At its heart, Islam teaches that God has guided humanity from the beginning. Muslims believe that God sent prophets across time to call people back to Him: to worship one God, to live truthfully, to care for others, and to remember that life has purpose. Adam, Noah, Abraham, Moses, David, Jesus, and Muhammad, peace be upon them all, are all honored in Islam as part of that long chain of guidance. The Qur’an presents this message as one of continuity: a repeated call to faith, morality, worship, and accountability before God. (quran.com)
Moses holds a deeply honored place in Islam. He is remembered as a prophet of courage, patience, and leadership, a man who stood before oppression, received revelation, and guided his people through hardship. Muslims have often reflected on the biblical passage in which God says, “I will raise up for them a prophet like you … and I will put my words in the mouth of the prophet.” From an Islamic perspective, many have understood this as pointing forward to Muhammad, who would come later as a prophet, lawgiver, and messenger carrying God’s words. (biblegateway.com)
Jesus is also loved and honored in Islam. Muslims believe he was born miraculously, was the Messiah, and was one of the greatest messengers of God. The Qur’an says that Jesus came confirming the revelation before him and giving glad tidings of a messenger who would come after him, whose name would be Aḥmad, a name understood in Islam to refer to Muhammad. In that way, Islam teaches that the story of prophecy did not stop with earlier messengers, but continued until the final revelation of the Qur’an.

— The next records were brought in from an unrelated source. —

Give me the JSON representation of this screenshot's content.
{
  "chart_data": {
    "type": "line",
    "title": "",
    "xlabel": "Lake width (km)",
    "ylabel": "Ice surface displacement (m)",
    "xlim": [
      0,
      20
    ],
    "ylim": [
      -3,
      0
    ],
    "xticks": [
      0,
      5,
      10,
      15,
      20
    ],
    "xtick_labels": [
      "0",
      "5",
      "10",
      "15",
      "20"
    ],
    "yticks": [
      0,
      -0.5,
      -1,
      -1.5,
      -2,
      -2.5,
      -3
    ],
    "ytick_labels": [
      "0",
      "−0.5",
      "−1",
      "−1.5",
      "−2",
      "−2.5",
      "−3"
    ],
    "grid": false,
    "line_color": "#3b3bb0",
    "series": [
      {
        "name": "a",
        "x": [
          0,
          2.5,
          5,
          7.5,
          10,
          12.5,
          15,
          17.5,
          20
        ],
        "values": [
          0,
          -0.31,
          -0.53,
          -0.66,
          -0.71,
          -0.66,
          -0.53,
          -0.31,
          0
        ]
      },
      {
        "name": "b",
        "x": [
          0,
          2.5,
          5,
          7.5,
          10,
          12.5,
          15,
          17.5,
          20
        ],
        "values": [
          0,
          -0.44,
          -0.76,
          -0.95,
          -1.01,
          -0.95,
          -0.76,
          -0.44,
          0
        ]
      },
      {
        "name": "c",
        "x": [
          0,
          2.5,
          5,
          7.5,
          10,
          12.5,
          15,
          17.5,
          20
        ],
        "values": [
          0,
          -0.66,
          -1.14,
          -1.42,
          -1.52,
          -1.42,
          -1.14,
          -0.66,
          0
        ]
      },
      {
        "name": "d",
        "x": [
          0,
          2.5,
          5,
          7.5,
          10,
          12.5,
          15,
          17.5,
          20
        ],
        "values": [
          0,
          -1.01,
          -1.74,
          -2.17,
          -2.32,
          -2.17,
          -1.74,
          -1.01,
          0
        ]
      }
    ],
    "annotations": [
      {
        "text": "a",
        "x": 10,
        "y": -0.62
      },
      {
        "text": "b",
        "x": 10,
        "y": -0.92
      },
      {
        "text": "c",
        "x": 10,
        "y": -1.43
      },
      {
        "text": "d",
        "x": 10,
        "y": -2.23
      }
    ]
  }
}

Muslims believe that God also sent revealed books to guide humanity. Among them are the Torah given to Moses, the Psalms given to David, the Gospel given to Jesus, and finally the Qur’an revealed to Prophet Muhammad. In Islam, the Qur’an is understood as the final revealed book and the final preserved message for humanity.
So Islam is not presented as a disconnected religion or a sudden beginning. It is the final part of a much longer story: God sending guidance again and again through prophets, until that message reached its completion in Muhammad and the Qur’an. Muslims see this not as a break from what came before, but as the completion of a long chain of revelation.
At the Jaffery Center in Roanoke, one of the hopes behind sharing posts like this is simply to make Islam easier to understand in plain English. Not as a slogan, and not as a debate, but as a faith centered on God, prayer, character, and guidance. For anyone who has ever wondered where Islam begins, this is a simple place to start: with the belief that God did not leave humanity alone, but sent prophets and revelation to guide people back to Him.